In 1967, the hospital set up a Haematology Research Clinic. In 1971, the Australian Medical Association awarded him its triennial prize for 'his outstanding work on leukaemia in childhood'. In 1974, he reached the hospital's retiring age and went to work for the Anti-Cancer Council, setting up a national clinical trial of breast cancer treatments to establish whether and when to use less traumatic treatments than total mastectomy.
At 72 he finally gave up full-time work, though he retained his private practice until his mid-80s. Increasingly his relentless energy was thrown into a wide range of community activities. Two stand out: the Australian-Asian Association, where as Victorian chairman, he ran programs to help Asian students settle in Melbourne; and the Studley Park Association, where as president he campaigned to preserve the historic Willsmere hospital building and the Abbotsford convent on the Yarra. He also used his medical expertise to successfully challenge the old SEC's plans to run high-voltage transmission lines down Merri Creek and the Yarra.
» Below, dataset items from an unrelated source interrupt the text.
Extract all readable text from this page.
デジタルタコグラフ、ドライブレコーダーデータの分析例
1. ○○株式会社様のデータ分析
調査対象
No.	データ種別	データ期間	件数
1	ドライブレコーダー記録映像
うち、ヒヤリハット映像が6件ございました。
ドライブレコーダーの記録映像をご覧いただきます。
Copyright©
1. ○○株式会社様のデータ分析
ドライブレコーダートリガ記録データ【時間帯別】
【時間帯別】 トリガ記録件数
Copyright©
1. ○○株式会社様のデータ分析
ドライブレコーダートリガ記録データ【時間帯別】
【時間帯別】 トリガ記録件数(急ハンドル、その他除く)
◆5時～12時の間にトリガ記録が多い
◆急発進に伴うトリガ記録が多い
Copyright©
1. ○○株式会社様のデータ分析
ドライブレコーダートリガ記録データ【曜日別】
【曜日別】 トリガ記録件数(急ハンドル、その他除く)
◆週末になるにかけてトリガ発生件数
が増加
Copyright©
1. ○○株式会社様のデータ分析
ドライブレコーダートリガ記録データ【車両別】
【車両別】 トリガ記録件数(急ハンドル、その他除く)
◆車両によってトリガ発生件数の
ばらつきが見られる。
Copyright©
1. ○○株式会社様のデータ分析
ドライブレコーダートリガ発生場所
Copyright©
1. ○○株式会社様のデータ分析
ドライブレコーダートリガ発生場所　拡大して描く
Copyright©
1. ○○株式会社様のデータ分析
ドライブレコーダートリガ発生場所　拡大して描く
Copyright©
His most personal campaign, however, was for Betty, his wife of 52 years, who almost single-handedly raised their four children while he was preoccupied with the treatment of children with malignant diseases. When she became a victim of Alzheimer's disease and had to go into a nursing home, John visited her almost every day for 12 years, using all his physical and mental resources to keep her flame burning.
He is survived by his daughter, Anne Caldwell, his sons, Tony, Hal and Tim, 12 grandchildren and five great-grandchildren.
The author, Tim Colebatch, The Age's economics editor, is the son of John Colebatch.